Two output nodes for binary classification

shirui-japina · October 20, 2019, 7:58am

I refer to the model in the paper ‘Deep Learning for the Classification of Lung Nodules’.
The model is like this:

    def forward(self, input_image):
        # (channels, height, width)
        ##
        out = self.conv_1(input_image) # 20 * 44 * 44
        out = self.bn_conv_1(out)

        out = self.pooling_1(out) # 20 * 22 * 22
        out = self.bn_pooling_1(out)

        ##
        out = self.conv_2(out) # 50 * 16 * 16
        out = self.bn_conv_2(out)

        out = self.pooling_2(out) # 50 * 8 * 8
        out = self.bn_pooling_2(out)

        ##
        out = self.conv_3(out) # 500 * 2 * 2
        out = self.bn_conv_3(out)

        out = self.pooling_3(out) # 500 * 1 * 1
        out = self.bn_pooling_3(out)

        out = F.relu(out)
        out = self.conv_4(out) # 2 * 1 * 1

        out = F.softmax(out)

My doubt is that:

This is a binary classification model, but the output has two nodes.
(Generally, there is only one output node in the binary classification model, and the prediction result is judged by greater than or less than 0.5.)
Although I don’t know if this is a key consideration, there is no fully connected layer in the model.

Considering the above, how should I design the code for the loss function?

ptrblck · October 20, 2019, 9:26am

For a binary classification use case, you could use a single output and a threshold (as you’ve explained) or alternatively you could use a multi-class classification with just two classes, so that each class gets its output neuron. The loss functions for both approaches would be different.
In the first case (single output), you would use e.g. nn.BCEWithLogitsLoss and the output tensor shape should match the target shape.
In the latter case, you would use e.g. nn.CrossEntropyLoss and the target tensor shape should contain the class indices in the range [0, nb_classes-1] and miss the “class dimension” (usually the channel dim).

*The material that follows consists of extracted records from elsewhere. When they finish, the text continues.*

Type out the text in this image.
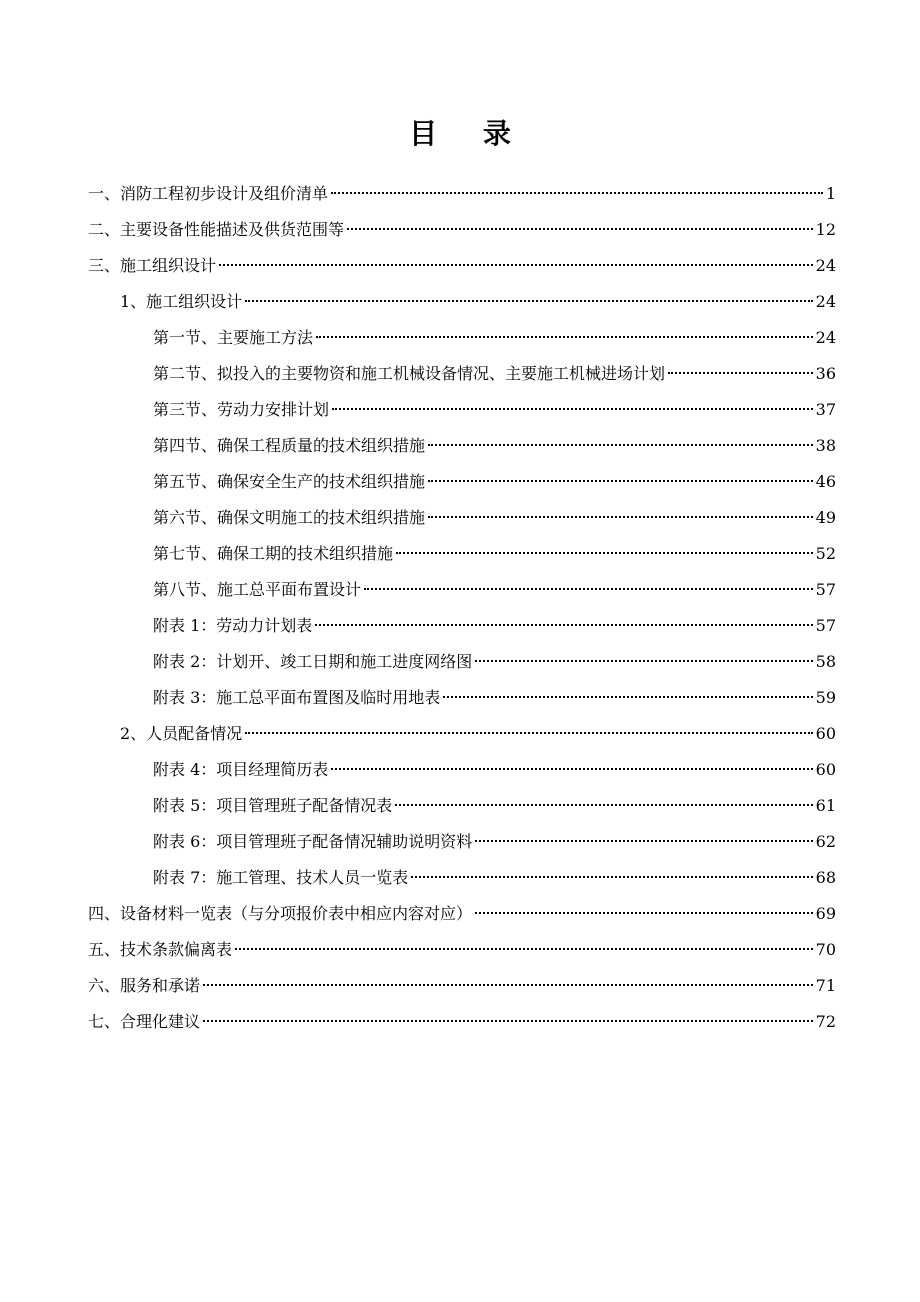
目 录
一、消防工程初步设计及组价清单	1
二、主要设备性能描述及供货范围等	12
三、施工组织设计	24
1、施工组织设计	24
第一节、主要施工方法	24
第二节、拟投入的主要物资和施工机械设备情况、主要施工机械进场计划	36
第三节、劳动力安排计划	37
第四节、确保工程质量的技术组织措施	38
第五节、确保安全生产的技术组织措施	46
第六节、确保文明施工的技术组织措施	49
第七节、确保工期的技术组织措施	52
第八节、施工总平面布置设计	57
附表 1：劳动力计划表	57
附表 2：计划开、竣工日期和施工进度网络图	58
附表 3：施工总平面布置图及临时用地表	59
2、人员配备情况	60
附表 4：项目经理简历表	60
附表 5：项目管理班子配备情况表	61
附表 6：项目管理班子配备情况辅助说明资料	62
附表 7：施工管理、技术人员一览表	68
四、设备材料一览表（与分项报价表中相应内容对应）	69
五、技术条款偏离表	70
六、服务和承诺	71
七、合理化建议	72
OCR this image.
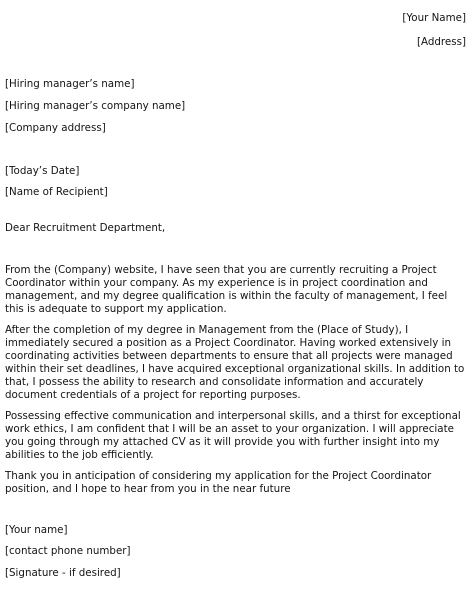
[Your Name]
[Address]
[Hiring manager’s name]
[Hiring manager’s company name]
[Company address]
[Today’s Date]
[Name of Recipient]
Dear Recruitment Department,
From the (Company) website, I have seen that you are currently recruiting a Project
Coordinator within your company. As my experience is in project coordination and
management, and my degree qualification is within the faculty of management, I feel
this is adequate to support my application.
After the completion of my degree in Management from the (Place of Study), I
immediately secured a position as a Project Coordinator. Having worked extensively in
coordinating activities between departments to ensure that all projects were managed
within their set deadlines, I have acquired exceptional organizational skills. In addition to
that, I possess the ability to research and consolidate information and accurately
document credentials of a project for reporting purposes.
Possessing effective communication and interpersonal skills, and a thirst for exceptional
work ethics, I am confident that I will be an asset to your organization. I will appreciate
you going through my attached CV as it will provide you with further insight into my
abilities to the job efficiently.
Thank you in anticipation of considering my application for the Project Coordinator
position, and I hope to hear from you in the near future
[Your name]
[contact phone number]
[Signature - if desired]
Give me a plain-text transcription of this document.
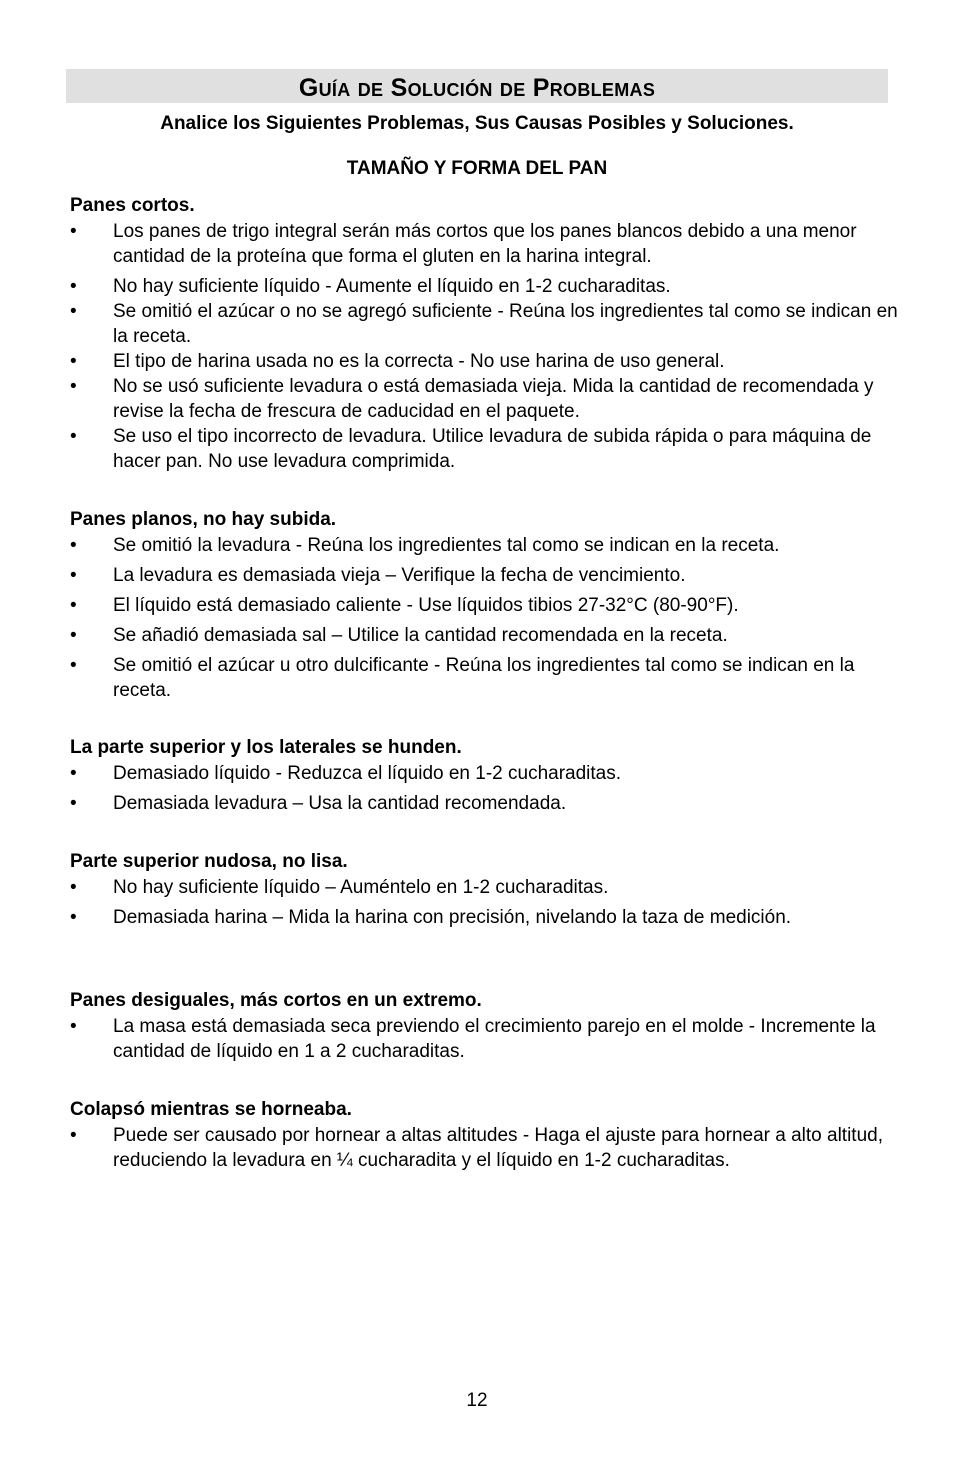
Guía de Solución de Problemas
Analice los Siguientes Problemas, Sus Causas Posibles y Soluciones.
TAMAÑO Y FORMA DEL PAN
Panes cortos.
•	Los panes de trigo integral serán más cortos que los panes blancos debido a una menor cantidad de la proteína que forma el gluten en la harina integral.
•	No hay suficiente líquido - Aumente el líquido en 1-2 cucharaditas.
•	Se omitió el azúcar o no se agregó suficiente - Reúna los ingredientes tal como se indican en la receta.
•	El tipo de harina usada no es la correcta - No use harina de uso general.
•	No se usó suficiente levadura o está demasiada vieja. Mida la cantidad de recomendada y revise la fecha de frescura de caducidad en el paquete.
•	Se uso el tipo incorrecto de levadura. Utilice levadura de subida rápida o para máquina de hacer pan. No use levadura comprimida.
Panes planos, no hay subida.
•	Se omitió la levadura - Reúna los ingredientes tal como se indican en la receta.
•	La levadura es demasiada vieja – Verifique la fecha de vencimiento.
•	El líquido está demasiado caliente - Use líquidos tibios 27-32°C (80-90°F).
•	Se añadió demasiada sal – Utilice la cantidad recomendada en la receta.
•	Se omitió el azúcar u otro dulcificante - Reúna los ingredientes tal como se indican en la receta.
La parte superior y los laterales se hunden.
•	Demasiado líquido - Reduzca el líquido en 1-2 cucharaditas.
•	Demasiada levadura – Usa la cantidad recomendada.
Parte superior nudosa, no lisa.
•	No hay suficiente líquido – Auméntelo en 1-2 cucharaditas.
•	Demasiada harina – Mida la harina con precisión, nivelando la taza de medición.
Panes desiguales, más cortos en un extremo.
•	La masa está demasiada seca previendo el crecimiento parejo en el molde - Incremente la cantidad de líquido en 1 a 2 cucharaditas.
Colapsó mientras se horneaba.
•	Puede ser causado por hornear a altas altitudes - Haga el ajuste para hornear a alto altitud, reduciendo la levadura en ¼ cucharadita y el líquido en 1-2 cucharaditas.
12
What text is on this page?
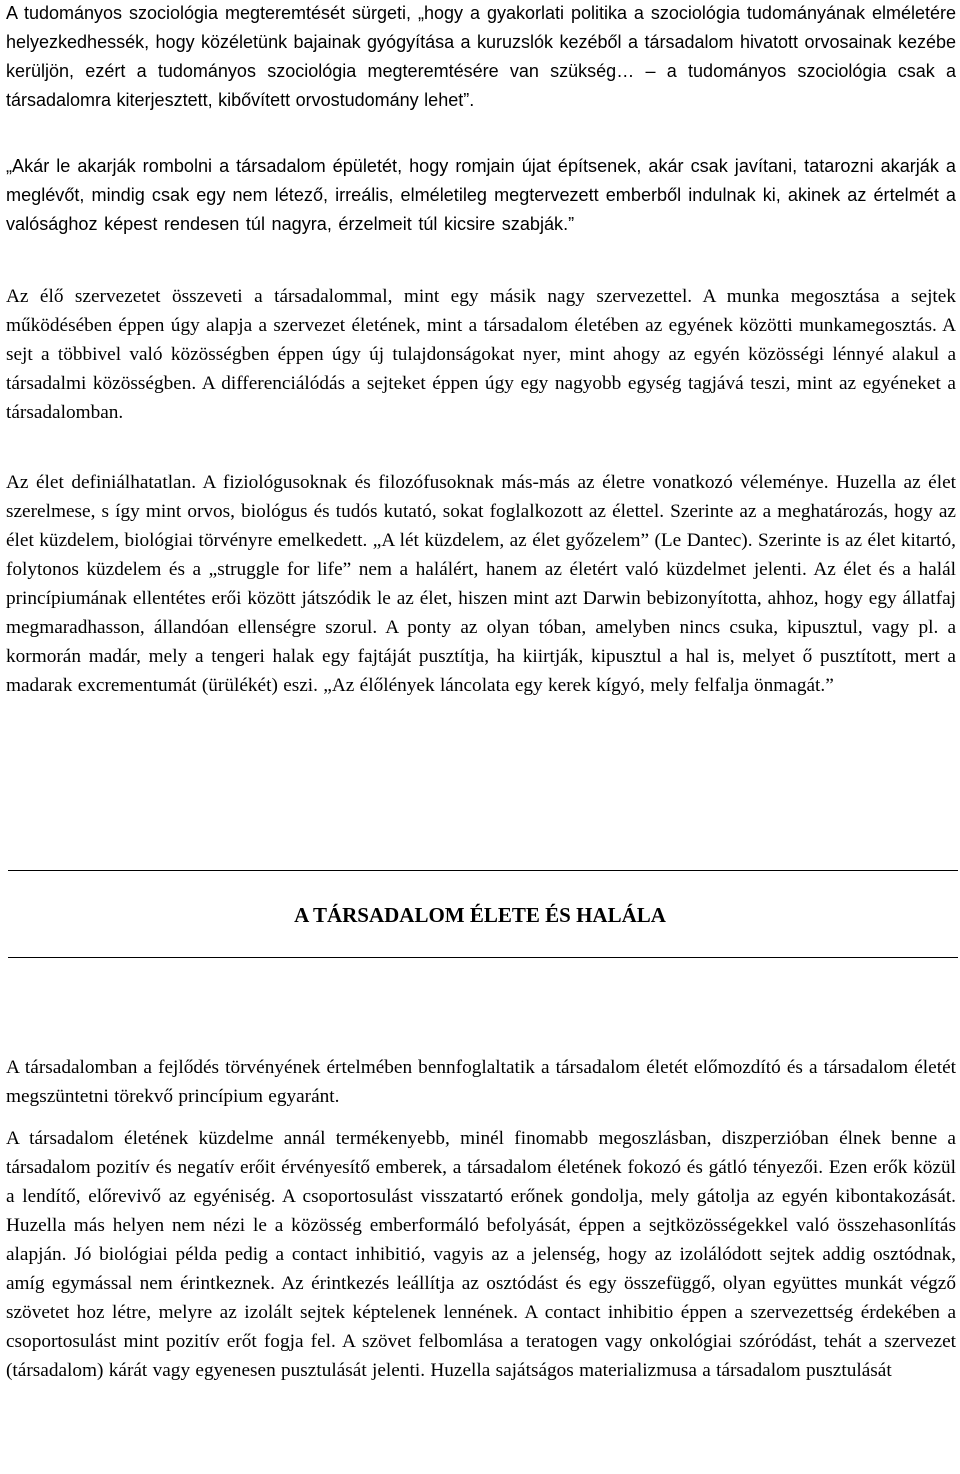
A tudományos szociológia megteremtését sürgeti, „hogy a gyakorlati politika a szociológia tudományának elméletére helyezkedhessék, hogy közéletünk bajainak gyógyítása a kuruzslók kezéből a társadalom hivatott orvosainak kezébe kerüljön, ezért a tudományos szociológia megteremtésére van szükség… – a tudományos szociológia csak a társadalomra kiterjesztett, kibővített orvostudomány lehet”.

„Akár le akarják rombolni a társadalom épületét, hogy romjain újat építsenek, akár csak javítani, tatarozni akarják a meglévőt, mindig csak egy nem létező, irreális, elméletileg megtervezett emberből indulnak ki, akinek az értelmét a valósághoz képest rendesen túl nagyra, érzelmeit túl kicsire szabják.”

Az élő szervezetet összeveti a társadalommal, mint egy másik nagy szervezettel. A munka megosztása a sejtek működésében éppen úgy alapja a szervezet életének, mint a társadalom életében az egyének közötti munkamegosztás. A sejt a többivel való közösségben éppen úgy új tulajdonságokat nyer, mint ahogy az egyén közösségi lénnyé alakul a társadalmi közösségben. A differenciálódás a sejteket éppen úgy egy nagyobb egység tagjává teszi, mint az egyéneket a társadalomban.

Az élet definiálhatatlan. A fiziológusoknak és filozófusoknak más-más az életre vonatkozó véleménye. Huzella az élet szerelmese, s így mint orvos, biológus és tudós kutató, sokat foglalkozott az élettel. Szerinte az a meghatározás, hogy az élet küzdelem, biológiai törvényre emelkedett. „A lét küzdelem, az élet győzelem” (Le Dantec). Szerinte is az élet kitartó, folytonos küzdelem és a „struggle for life” nem a halálért, hanem az életért való küzdelmet jelenti. Az élet és a halál princípiumának ellentétes erői között játszódik le az élet, hiszen mint azt Darwin bebizonyította, ahhoz, hogy egy állatfaj megmaradhasson, állandóan ellenségre szorul. A ponty az olyan tóban, amelyben nincs csuka, kipusztul, vagy pl. a kormorán madár, mely a tengeri halak egy fajtáját pusztítja, ha kiirtják, kipusztul a hal is, melyet ő pusztított, mert a madarak excrementumát (ürülékét) eszi. „Az élőlények láncolata egy kerek kígyó, mely felfalja önmagát.”

A társadalomban a fejlődés törvényének értelmében bennfoglaltatik a társadalom életét előmozdító és a társadalom életét megszüntetni törekvő princípium egyaránt.

A társadalom életének küzdelme annál termékenyebb, minél finomabb megoszlásban, diszperzióban élnek benne a társadalom pozitív és negatív erőit érvényesítő emberek, a társadalom életének fokozó és gátló tényezői. Ezen erők közül a lendítő, előrevivő az egyéniség. A csoportosulást visszatartó erőnek gondolja, mely gátolja az egyén kibontakozását. Huzella más helyen nem nézi le a közösség emberformáló befolyását, éppen a sejtközösségekkel való összehasonlítás alapján. Jó biológiai példa pedig a contact inhibitió, vagyis az a jelenség, hogy az izolálódott sejtek addig osztódnak, amíg egymással nem érintkeznek. Az érintkezés leállítja az osztódást és egy összefüggő, olyan együttes munkát végző szövetet hoz létre, melyre az izolált sejtek képtelenek lennének. A contact inhibitio éppen a szervezettség érdekében a csoportosulást mint pozitív erőt fogja fel. A szövet felbomlása a teratogen vagy onkológiai szóródást, tehát a szervezet (társadalom) kárát vagy egyenesen pusztulását jelenti. Huzella sajátságos materializmusa a társadalom pusztulását

A TÁRSADALOM ÉLETE ÉS HALÁLA
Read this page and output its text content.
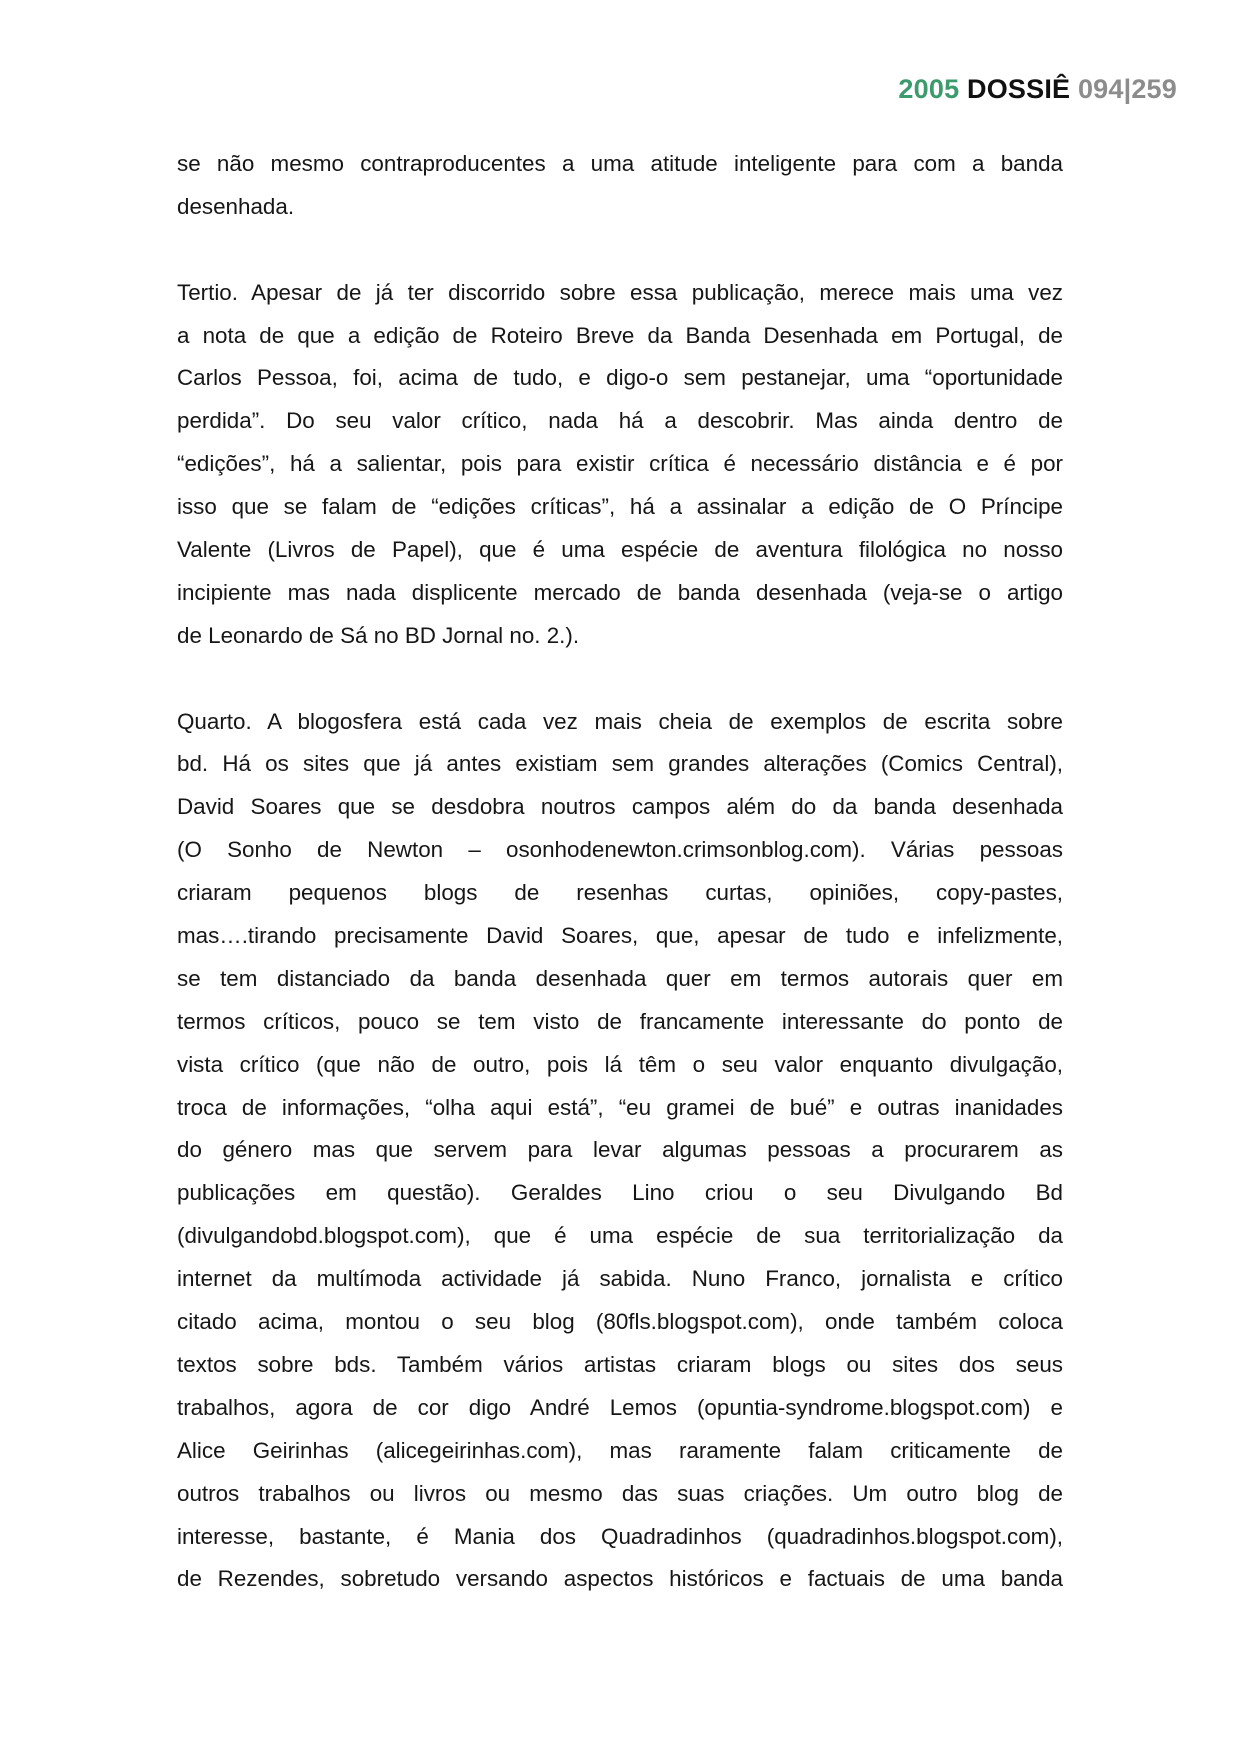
2005 DOSSIÊ 094|259
se não mesmo contraproducentes a uma atitude inteligente para com a banda
desenhada.
Tertio. Apesar de já ter discorrido sobre essa publicação, merece mais uma vez
a nota de que a edição de Roteiro Breve da Banda Desenhada em Portugal, de
Carlos Pessoa, foi, acima de tudo, e digo-o sem pestanejar, uma “oportunidade
perdida”. Do seu valor crítico, nada há a descobrir. Mas ainda dentro de
“edições”, há a salientar, pois para existir crítica é necessário distância e é por
isso que se falam de “edições críticas”, há a assinalar a edição de O Príncipe
Valente (Livros de Papel), que é uma espécie de aventura filológica no nosso
incipiente mas nada displicente mercado de banda desenhada (veja-se o artigo
de Leonardo de Sá no BD Jornal no. 2.).
Quarto. A blogosfera está cada vez mais cheia de exemplos de escrita sobre
bd. Há os sites que já antes existiam sem grandes alterações (Comics Central),
David Soares que se desdobra noutros campos além do da banda desenhada
(O Sonho de Newton – osonhodenewton.crimsonblog.com). Várias pessoas
criaram pequenos blogs de resenhas curtas, opiniões, copy-pastes,
mas….tirando precisamente David Soares, que, apesar de tudo e infelizmente,
se tem distanciado da banda desenhada quer em termos autorais quer em
termos críticos, pouco se tem visto de francamente interessante do ponto de
vista crítico (que não de outro, pois lá têm o seu valor enquanto divulgação,
troca de informações, “olha aqui está”, “eu gramei de bué” e outras inanidades
do género mas que servem para levar algumas pessoas a procurarem as
publicações em questão). Geraldes Lino criou o seu Divulgando Bd
(divulgandobd.blogspot.com), que é uma espécie de sua territorialização da
internet da multímoda actividade já sabida. Nuno Franco, jornalista e crítico
citado acima, montou o seu blog (80fls.blogspot.com), onde também coloca
textos sobre bds. Também vários artistas criaram blogs ou sites dos seus
trabalhos, agora de cor digo André Lemos (opuntia-syndrome.blogspot.com) e
Alice Geirinhas (alicegeirinhas.com), mas raramente falam criticamente de
outros trabalhos ou livros ou mesmo das suas criações. Um outro blog de
interesse, bastante, é Mania dos Quadradinhos (quadradinhos.blogspot.com),
de Rezendes, sobretudo versando aspectos históricos e factuais de uma banda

Both approaches expect logits, so you should remove your softmax layer and just pass the last output to the criterion.

A final linear layer is not strictly necessary, if you make sure to work with the right shapes of your output and target.

shirui-japina · October 20, 2019, 11:15am

Thanks for your reply.

In the latter case, you would use e.g. nn.CrossEntropyLoss and the target tensor shape should contain the class indices in the range [0, nb_classes-1] and miss the “class dimension” (usually the channel dim).

I got it.

Both approaches expect logits, so you should remove your softmax layer and just pass the last output to the criterion.

Thanks for your suggestion, ‘so you should remove your softmax layer and just pass the last output to the criterion.’, that’s really the point.

In addition to these, there are questions:

Both approaches expect logits, so you should remove your softmax layer and just pass the last output to the criterion.

Does above means the description here ( CrossEntropyLoss) like below?

The input is expected to contain raw, unnormalized scores for each class.

But why is it? In my opinion, the input of CrossEntropyLoss is:
(1) the prediction (the output of model); (2) the label.
And the prediction data should be converted to probability, which means that I need to place a layer of soft-max layer at the end of the model.

Is that my wrong understanding that the input data of CrossEntropyLoss should be probability?
(So that put the model output data to the CrossEntropyLoss directly is correct from mathematical theory?)

Or alternatively the CrossEntropyLoss function in PyTorch will do that (computes the probability of prediction of model) automatically?

shirui-japina · October 20, 2019, 2:05pm

I looked at the source code and came to the conclusion.

def cross_entropy(input, target, weight=None, size_average=None, ignore_index=-100,
                  reduce=None, reduction='mean'):
    if size_average is not None or reduce is not None:
        reduction = _Reduction.legacy_get_string(size_average, reduce)
    return nll_loss(log_softmax(input, 1), target, weight, None, ignore_index, None, reduction)

From the source code, I’m sure that

Or alternatively the CrossEntropyLoss function in PyTorch will do that (computes the probability of prediction of model) automatically ?

This is the right answer.